What deal-makers need to do

While no formal notification process will be available until the enactment and commencement of the Bill, investors, buyers and businesses are encouraged to contact the Department for Business, Energy & Industrial Strategy (BEIS) for informal discussions about transactions that may fall within the scope of the new regime by email at BEIS will then give a non-binding view of whether a transaction is likely to be retrospectively called in once the regime has commenced. We have begun assisting clients with this process.

Early action by investors, buyers and businesses, and their advisers, will be key in order to:

  • review and identify transactions that might fall into one of the Mandatory Notification Sectors or be subject to the Government’s call-in powers;
  • consider how the Bill may affect transaction timelines, particularly if notification may be required;
  • review and update standard investment and acquisition documentation, including template term sheets and precedent contracts, to identify amendments that might be required in light of the Bill (now and when it comes into force); and
  • seek further professional advice, where required.

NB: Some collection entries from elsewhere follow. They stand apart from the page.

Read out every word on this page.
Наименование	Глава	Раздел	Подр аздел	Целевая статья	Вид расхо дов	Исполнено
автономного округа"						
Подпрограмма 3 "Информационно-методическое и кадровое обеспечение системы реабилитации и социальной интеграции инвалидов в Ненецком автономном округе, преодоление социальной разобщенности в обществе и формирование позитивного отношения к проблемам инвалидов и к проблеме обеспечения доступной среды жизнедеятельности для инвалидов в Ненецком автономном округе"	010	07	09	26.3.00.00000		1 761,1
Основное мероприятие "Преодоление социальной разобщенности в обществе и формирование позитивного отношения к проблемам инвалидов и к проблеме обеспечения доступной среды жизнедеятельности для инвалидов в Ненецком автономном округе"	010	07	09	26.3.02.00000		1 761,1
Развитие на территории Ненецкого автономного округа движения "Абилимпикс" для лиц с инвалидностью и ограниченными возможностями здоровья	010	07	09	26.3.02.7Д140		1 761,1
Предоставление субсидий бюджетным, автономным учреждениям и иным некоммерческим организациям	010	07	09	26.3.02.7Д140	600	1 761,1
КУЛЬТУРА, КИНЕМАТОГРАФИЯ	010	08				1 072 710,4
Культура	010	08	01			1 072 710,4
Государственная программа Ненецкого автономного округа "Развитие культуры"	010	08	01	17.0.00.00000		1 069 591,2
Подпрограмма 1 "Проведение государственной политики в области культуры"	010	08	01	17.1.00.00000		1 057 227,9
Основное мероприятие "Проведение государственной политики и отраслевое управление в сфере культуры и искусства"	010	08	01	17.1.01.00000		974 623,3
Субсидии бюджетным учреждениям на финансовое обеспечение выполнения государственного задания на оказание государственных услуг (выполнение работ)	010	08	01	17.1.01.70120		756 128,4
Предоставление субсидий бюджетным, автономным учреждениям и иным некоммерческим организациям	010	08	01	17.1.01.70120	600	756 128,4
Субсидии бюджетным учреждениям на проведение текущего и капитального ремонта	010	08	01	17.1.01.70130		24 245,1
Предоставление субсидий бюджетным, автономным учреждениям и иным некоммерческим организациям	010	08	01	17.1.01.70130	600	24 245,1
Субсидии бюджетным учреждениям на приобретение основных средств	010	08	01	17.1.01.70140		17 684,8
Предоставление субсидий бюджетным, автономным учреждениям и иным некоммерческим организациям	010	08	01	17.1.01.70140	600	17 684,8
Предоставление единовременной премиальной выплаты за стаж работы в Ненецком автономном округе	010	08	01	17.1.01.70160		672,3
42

We remain on hand to discuss, and assist with, any of these pre-planning measures.

What’s next?

Overall, these changes head in the right direction – towards a less widely applicable notification regime, with tighter definitions and scope. Concerns about the Bill remain, however, particularly surrounding how the notification and call-in related delays will affect the investment landscape in the UK. We are continuing to work with the BVCA on their efforts to lobby the Government, with a view to minimising the detrimental impact of the Bill.

The Bill was passed by the Lords in its Third Reading, which took place yesterday (22 April 2021). The amendments tabled in the Lords, including to the Minimum Threshold, will next be sent to the Commons to agree, before the Bill receives Royal Assent. The new regime is expected to become operational in Autumn 2021, once secondary and implementing legislation has been passed.